After two years of study, the Vatican's Congregation for the Doctrine of the Faith published a “notification” on Farley's “Just Love: A Framework for Christian Sexual Ethics,” saying it contradicts Catholic doctrine on key issues such as gay marriage, homosexuality and divorce.
Coming just days after U.S. nuns rejected the Vatican's reasoning for a wholesale makeover, and a year after U.S. bishops sanctioned another nun theologian, the condemnation of Farley is the latest example of what critics see as a top-down attempt to muzzle women's voices and an obsession on sexual ethics.
The condemnation comes just three days after Seattle Archbishop J. Peter Sartain, who has been appointed by the Vatican to oversee the reform of the largest umbrella organization of Catholic sisters in the U.S., extended what appeared to be an olive branch to the nuns.
Sartain said that he wanted to work to reform the Leadership Conference of Women Religious “in an atmosphere of openness, honesty, integrity and fidelity to the Church’s faith,” and said the Vatican and American bishops were “deeply proud of the historic and continuing contribution” of nuns in education and health care.
But his conciliatory tone was quickly overshadowed by the new condemnation issued by Rome on yet another American nun.
The “notification” says Farley's book “ignores” or “contradicts” Catholic teaching, presenting it as “one opinion among others,” and warned that it should not be “used as a valid expression of Catholic teaching, either in counseling and formation, or in ecumenical and interreligious dialogue.” The “notification” was approved by Pope Benedict XVI on March 16.

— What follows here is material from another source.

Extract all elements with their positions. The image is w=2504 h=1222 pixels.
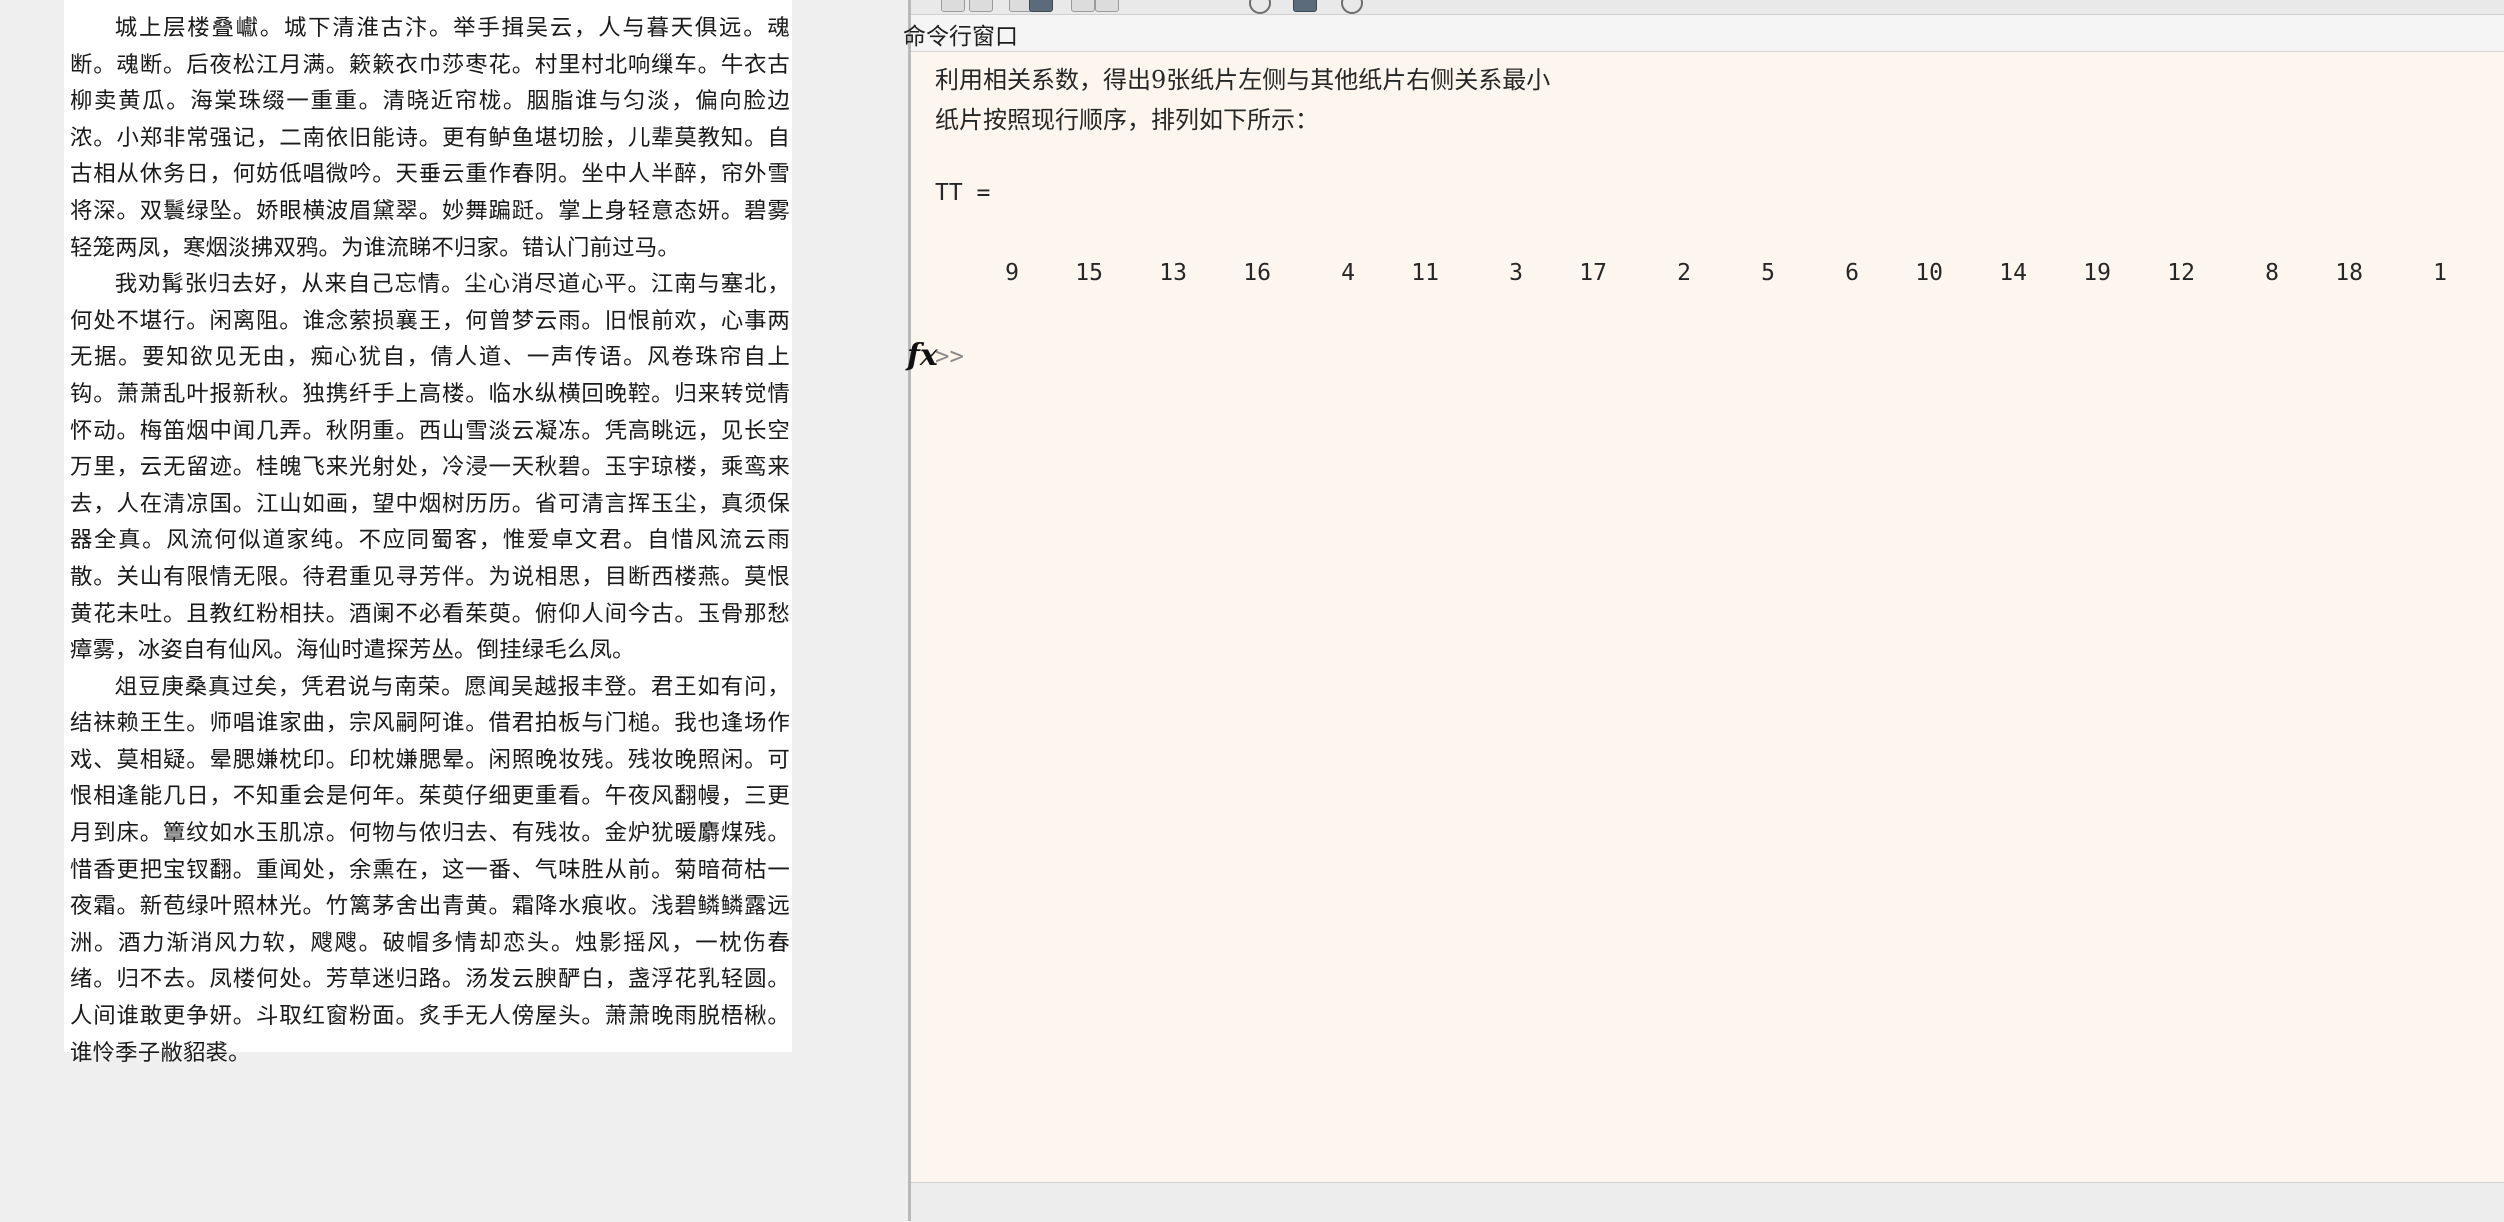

The Vatican's doctrinal office singled out masturbation, homosexuality and marriage as specific areas of concern in “Just Love.”
For example, Farley writes that “masturbation … usually does not raise any moral questions at all,” and that homosexual acts “can be justified” following the same ethics as heterosexual ones. The Vatican statement retorts that “masturbation is an intrinsically and gravely disordered action” and that homosexual acts are “intrinsically disordered” and “contrary to natural law.”
Farley also voices doubts over the “indissolubility” of marriage, and argues that laws recognizing gay marriage can play an important part in reversing widespread “hatred … and stigmatization of gays and lesbians,” a position that is “opposed to the teaching of the magisterium,” according to the Vatican.
Published in 2006, “Just Love” has received widespread praise from Christians of all denominations and has been used as a textbook in college courses on sexual ethics. For it, Farley won the prestigious Grawemeyer Award for Religion from Louisville Presbyterian Theological Seminary in 2008.
Farley, a member of the Sisters of Mercy, taught at Yale from 1971 to 2007.
In a statement, Farley acknowledged that some of her positions are “not in accord with current official Catholic teaching,” but stressed that her book's intent was to present a modern “framework for sexual ethics” drawing on the input of current experience and different religious traditions.
Farley, who was the first woman professor and one of the first Catholics to teach at Yale Divinity School, says she is convinced that her positions “reflect a deep coherence with the central aims and insights” of Christian theology and tradition, and contends that the Vatican ignored the reasons and context that led to her conclusions.
Other Catholic theologians seem to agree. M. Shawn Copeland, a theology professor at Boston College called the Vatican notification “deeply disappointing and most disturbing,” saying that Farley's research is “notable” for its “distinguishing of practical and speculative questions from magisterial or official teaching.”
Paul Lakeland, director of the Center for Catholic Studies at Fairfield University, called Farley a “careful and caring” theologian, and said “it is the vocation of Catholic theologians and ethicists to work on the boundaries” of current doctrine.
The notification on Farley's book comes in the wake of last year's controversial condemnation of feminist theologian Sister Elizabeth Johnson by the U.S. Conference of Catholic Bishops, and seems to be part of an effort to rein in theologians who stray too far from the path of Catholic orthodoxy.
In March, a Vatican panel stated that while “investigation and questioning” by theologians are “justified and even necessary” the final word on the “authentic interpretation” of the Catholic faith ultimately belongs to bishops.